Turkey unites in fight against multiple forest fires
Turkey has mobilized and united in efforts to fight against wildfires that have wreaked havoc on swathes of the country’s south and Aegean region, as the Agriculture and Forestry Ministry said 107 of 112 fires have been brought under control as of early Aug. 1.
People across the country are sending food aid to the disaster zones, while inhabitants at the scene of fires are carrying water to firefighters and aid to the victims.
The blazes began in early July 28 in four separate locations, including the most destructive in the Manavgat district of the southern province of Antalya. The fires broke out almost in tandem across other Mediterranean provinces, then across some 40 provinces and districts in 50 hours.
Agriculture and Forestry Minister Bekir Pakdemirli said on Twitter that a total of 112 fires have erupted since July 28 and 107 of them have been contained. The efforts to contain the remaining five fires are underway in Antalya's Manavgat and Gündoğmuş, along with the Marmaris, Köyceğiz, and Milas districts of Muğla, he added.
“We have witnessed the people’s efforts in Marmaris,” a reporter from daily Hürriyet reported on Aug. 1.
“People were running towards hills with their pickaxes and shovels to help the firefighters. Some others were carrying water, food, or medical aid to the area.”
According to the daily, among the helpers are people who have been evacuated from their houses due to fires. Rather than sitting in grief, “those people are fighting the fires as well.”
People helping put out the fire are recommended to drink ayran, a popular cold savory yogurt-based beverage which is thought to be preventative against smoke poisoning.
“The biggest problem firefighters face is the transportation due to small paths in the forests,” the daily said.
“That’s why motorcyclists come to help. They deliver food and water on bikes.”
Volunteer medical staff and veterinarians also wait to close the fire regions to help humans and the animals affected by the fires or the smoke.
Marmaris Mayor Mehmet Oktay thanked people for their support but asked for aerial help.

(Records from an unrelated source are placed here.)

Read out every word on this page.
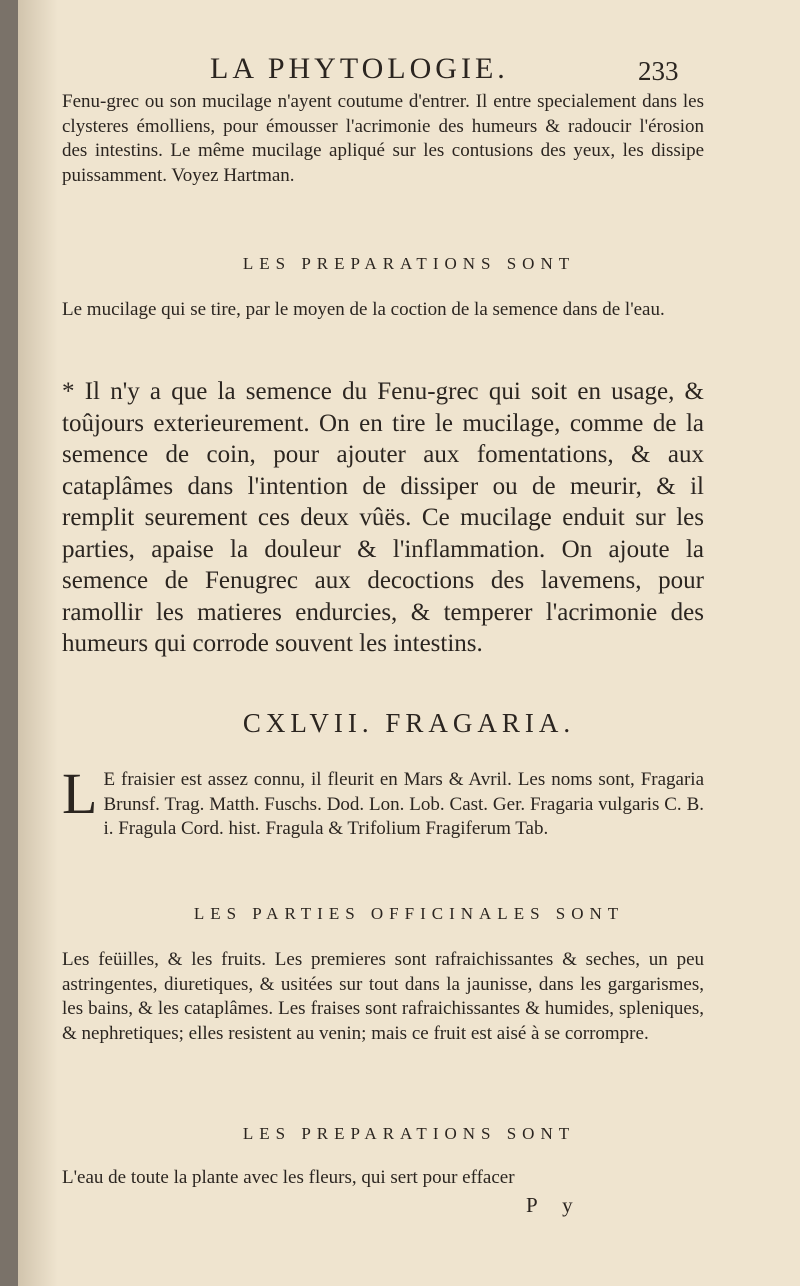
LA PHYTOLOGIE.	233

Fenu-grec ou son mucilage n'ayent coutume d'entrer. Il entre specialement dans les clysteres émolliens, pour émousser l'acrimonie des humeurs & radoucir l'érosion des intestins. Le même mucilage apliqué sur les contusions des yeux, les dissipe puissamment. Voyez Hartman.

LES PREPARATIONS SONT

Le mucilage qui se tire, par le moyen de la coction de la semence dans de l'eau.

* Il n'y a que la semence du Fenu-grec qui soit en usage, & toûjours exterieurement. On en tire le mucilage, comme de la semence de coin, pour ajouter aux fomentations, & aux cataplâmes dans l'intention de dissiper ou de meurir, & il remplit seurement ces deux vûës. Ce mucilage enduit sur les parties, apaise la douleur & l'inflammation. On ajoute la semence de Fenugrec aux decoctions des lavemens, pour ramollir les matieres endurcies, & temperer l'acrimonie des humeurs qui corrode souvent les intestins.

CXLVII. FRAGARIA.

L E fraisier est assez connu, il fleurit en Mars & Avril. Les noms sont, Fragaria Brunsf. Trag. Matth. Fuschs. Dod. Lon. Lob. Cast. Ger. Fragaria vulgaris C. B. i. Fragula Cord. hist. Fragula & Trifolium Fragiferum Tab.

LES PARTIES OFFICINALES SONT

Les feüilles, & les fruits. Les premieres sont rafraichissantes & seches, un peu astringentes, diuretiques, & usitées sur tout dans la jaunisse, dans les gargarismes, les bains, & les cataplâmes. Les fraises sont rafraichissantes & humides, spleniques, & nephretiques; elles resistent au venin; mais ce fruit est aisé à se corrompre.

LES PREPARATIONS SONT

L'eau de toute la plante avec les fleurs, qui sert pour effacer

P y
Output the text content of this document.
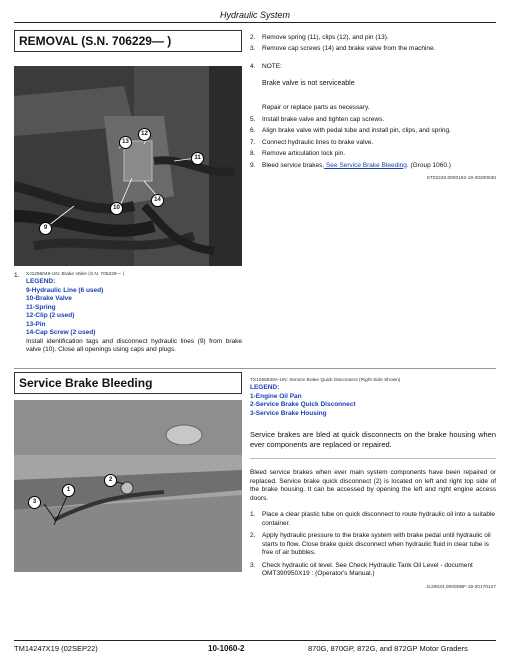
Hydraulic System
REMOVAL (S.N. 706229— )
12
13
11
10
14
9
1.	XJ1296046-UN: Brake Valve (S.N. 706229— )
LEGEND:
9-Hydraulic Line (6 used)
10-Brake Valve
11-Spring
12-Clip (2 used)
13-Pin
14-Cap Screw (2 used)
Install identification tags and disconnect hydraulic lines (9) from brake valve (10). Close all openings using caps and plugs.
2.	Remove spring (11), clips (12), and pin (13).
3.	Remove cap screws (14) and brake valve from the machine.
4.	NOTE:
Brake valve is not serviceable
Repair or replace parts as necessary.
5.	Install brake valve and tighten cap screws.
6.	Align brake valve with pedal tube and install pin, clips, and spring.
7.	Connect hydraulic lines to brake valve.
8.	Remove articulation lock pin.
9.	Bleed service brakes. See Service Brake Bleeding. (Group 1060.)
ST02240,0000192-19-20200630
Service Brake Bleeding
1
2
3
TX1055830A-UN: Service Brake Quick Disconnect (Right Side Shown)
LEGEND:
1-Engine Oil Pan
2-Service Brake Quick Disconnect
3-Service Brake Housing
Service brakes are bled at quick disconnects on the brake housing when ever components are replaced or repaired.
Bleed service brakes when ever main system components have been repaired or replaced. Service brake quick disconnect (2) is located on left and right top side of the brake housing. It can be accessed by opening the left and right engine access doors.
1.	Place a clear plastic tube on quick disconnect to route hydraulic oil into a suitable container.
2.	Apply hydraulic pressure to the brake system with brake pedal until hydraulic oil starts to flow. Close brake quick disconnect when hydraulic fluid in clear tube is free of air bubbles.
3.	Check hydraulic oil level. See Check Hydraulic Tank Oil Level - document OMT390950X19 : (Operator's Manual.)
JL28034,0000DBF-19-20170127
TM14247X19 (02SEP22)	10-1060-2	870G, 870GP, 872G, and 872GP Motor Graders
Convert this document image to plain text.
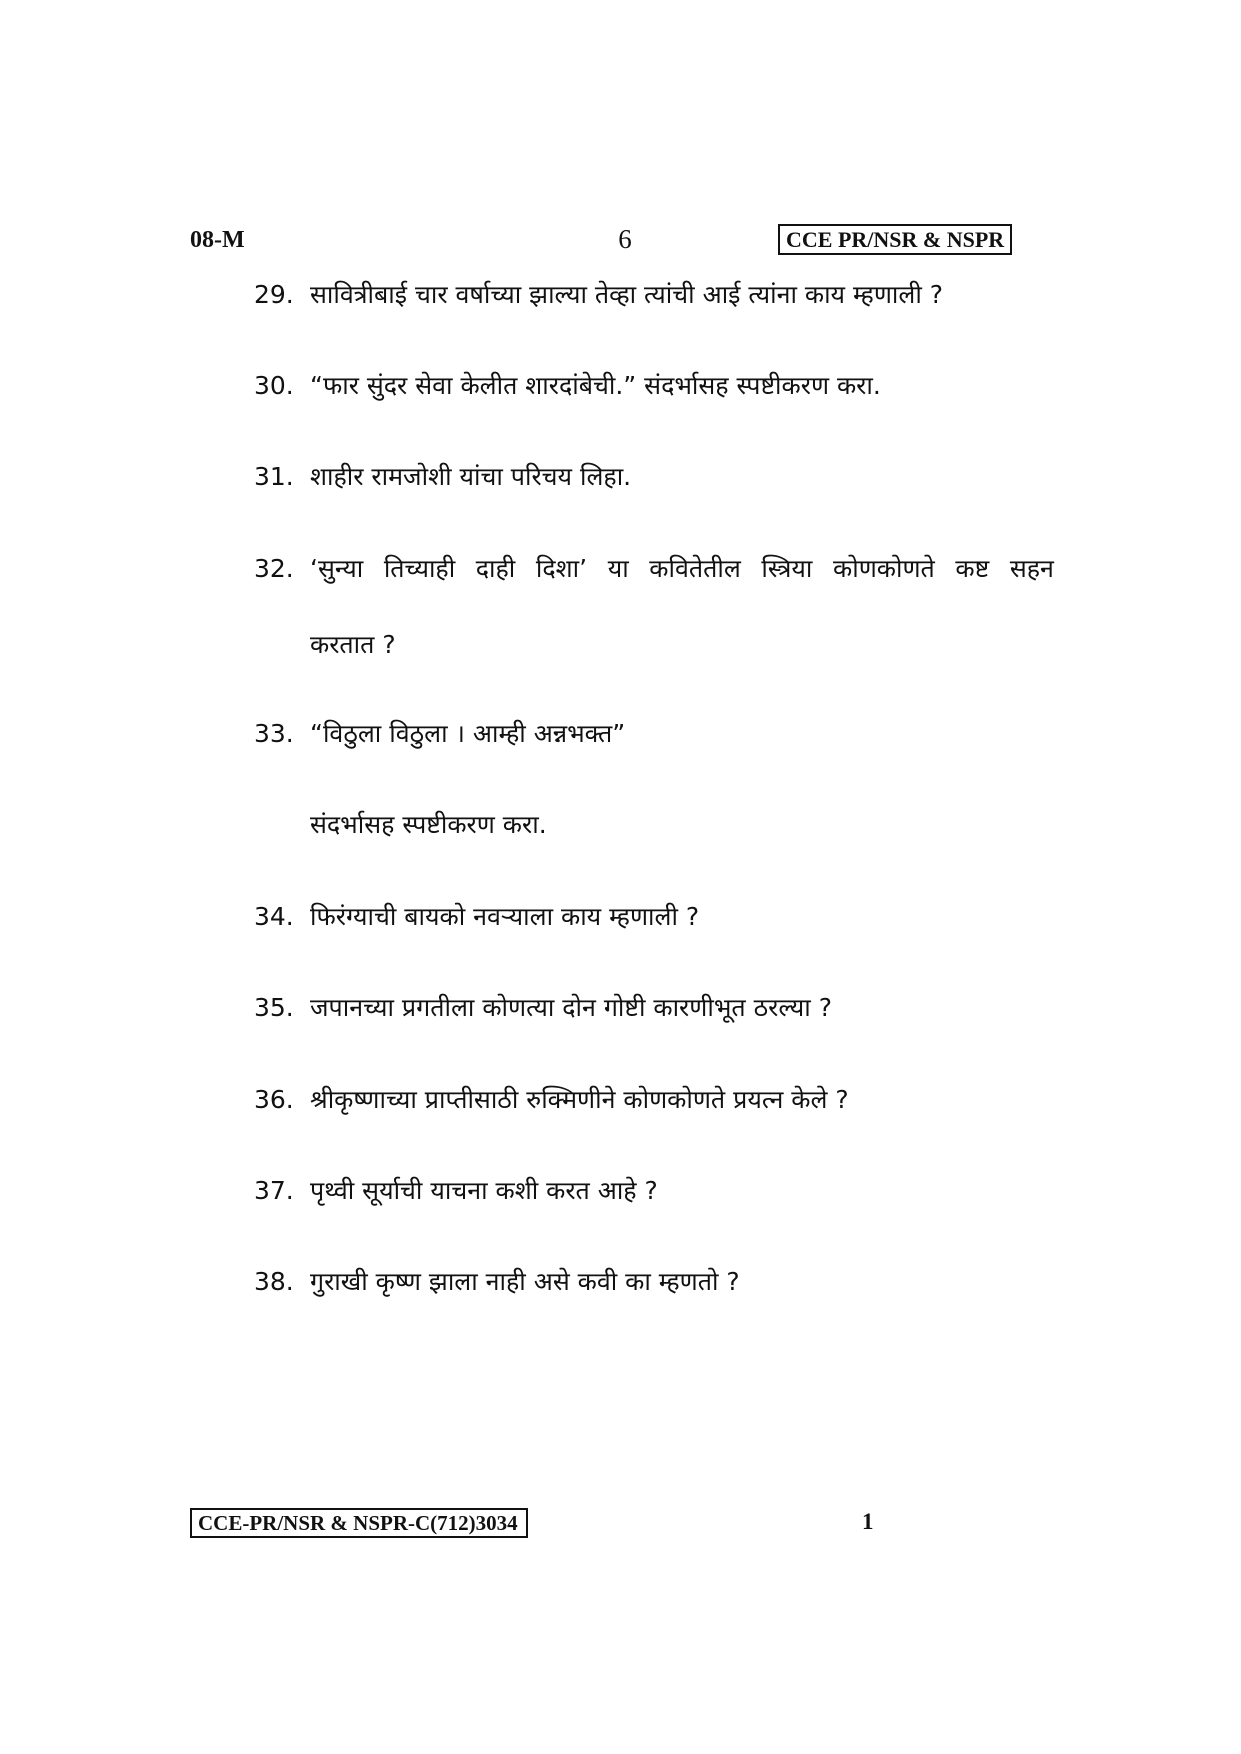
08-M	6	CCE PR/NSR & NSPR
29. सावित्रीबाई चार वर्षाच्या झाल्या तेव्हा त्यांची आई त्यांना काय म्हणाली ?
30. “फार सुंदर सेवा केलीत शारदांबेची.” संदर्भासह स्पष्टीकरण करा.
31. शाहीर रामजोशी यांचा परिचय लिहा.
32. ‘सुन्या तिच्याही दाही दिशा’ या कवितेतील स्त्रिया कोणकोणते कष्ट सहन
करतात ?
33. “विठुला विठुला । आम्ही अन्नभक्त”
संदर्भासह स्पष्टीकरण करा.
34. फिरंग्याची बायको नवऱ्याला काय म्हणाली ?
35. जपानच्या प्रगतीला कोणत्या दोन गोष्टी कारणीभूत ठरल्या ?
36. श्रीकृष्णाच्या प्राप्तीसाठी रुक्मिणीने कोणकोणते प्रयत्न केले ?
37. पृथ्वी सूर्याची याचना कशी करत आहे ?
38. गुराखी कृष्ण झाला नाही असे कवी का म्हणतो ?
CCE-PR/NSR & NSPR-C(712)3034	1
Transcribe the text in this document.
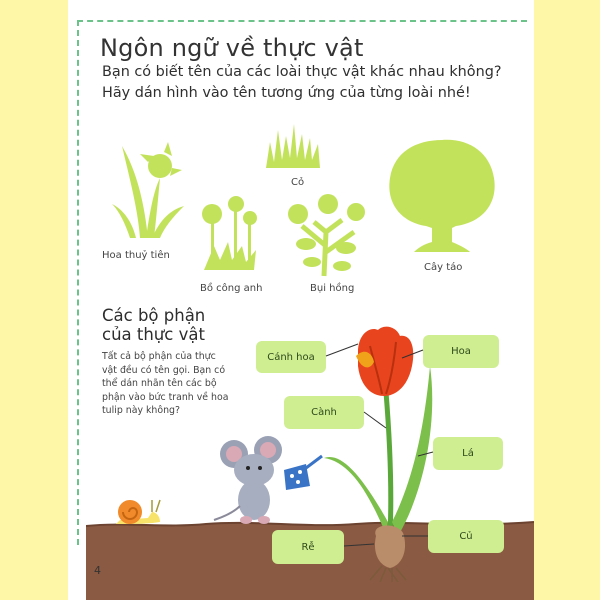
Ngôn ngữ về thực vật
Bạn có biết tên của các loài thực vật khác nhau không? Hãy dán hình vào tên tương ứng của từng loài nhé!
Cỏ
Hoa thuỷ tiên
Bồ công anh	Bụi hồng
Cây táo
Các bộ phận
của thực vật
Tất cả bộ phận của thực vật đều có tên gọi. Bạn có thể dán nhãn tên các bộ phận vào bức tranh về hoa tulip này không?
Cánh hoa	Hoa
Cành
Lá
Rễ
Củ
4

“We don’t have a shortage of water or food. Mobile chargers are our priority in the help. Also, the fight against the fire on land may not be sufficient. We urgently need helicopters to drop water from the sky,” he said.
Speaking in Marmaris, President Recep Tayyip Erdoğan said on July 31 that teams from Muğla, other provinces, and Azerbaijan continue their work in the region.
Overall, an aircraft, 80 water tanks, 35 tankers, 31 construction machines, 176 service vehicles and 1,400 personnel are at work, he said.
Erdoğan said one of the fires in Marmaris was started by children, and that further investigations are underway. A suspect was detained in the Milas district, he added and did not rule out the link between wildfires and terrorist organizations.
Azerbaijan on July 31 provided 53 fire trucks to Turkey, where forest fires in the past few days have led to deaths as well as material damage.
The Emergency Situations Ministry sent the vehicles meant to fight large fires, as well as 220 personnel by land. Earlier, 100 Azerbaijani firefighters arrived in Muğla.
While the trucks will reach the affected areas in two days, Baku will also send a helicopter on Aug. 1. Many other countries have also offered help.
The fires started on July 28 with most in southern regions. At least seven people have been killed.
As many as 271 other people have been affected by the wildfires, according to the Disaster and Emergency Management Authority (AFAD).
Erdoğan said 50 million Turkish liras ($5.91million) have been released to meet the urgent needs in areas that have experienced destruction and property damage. He said Turkey is mobilizing all means to bring the blazes under control.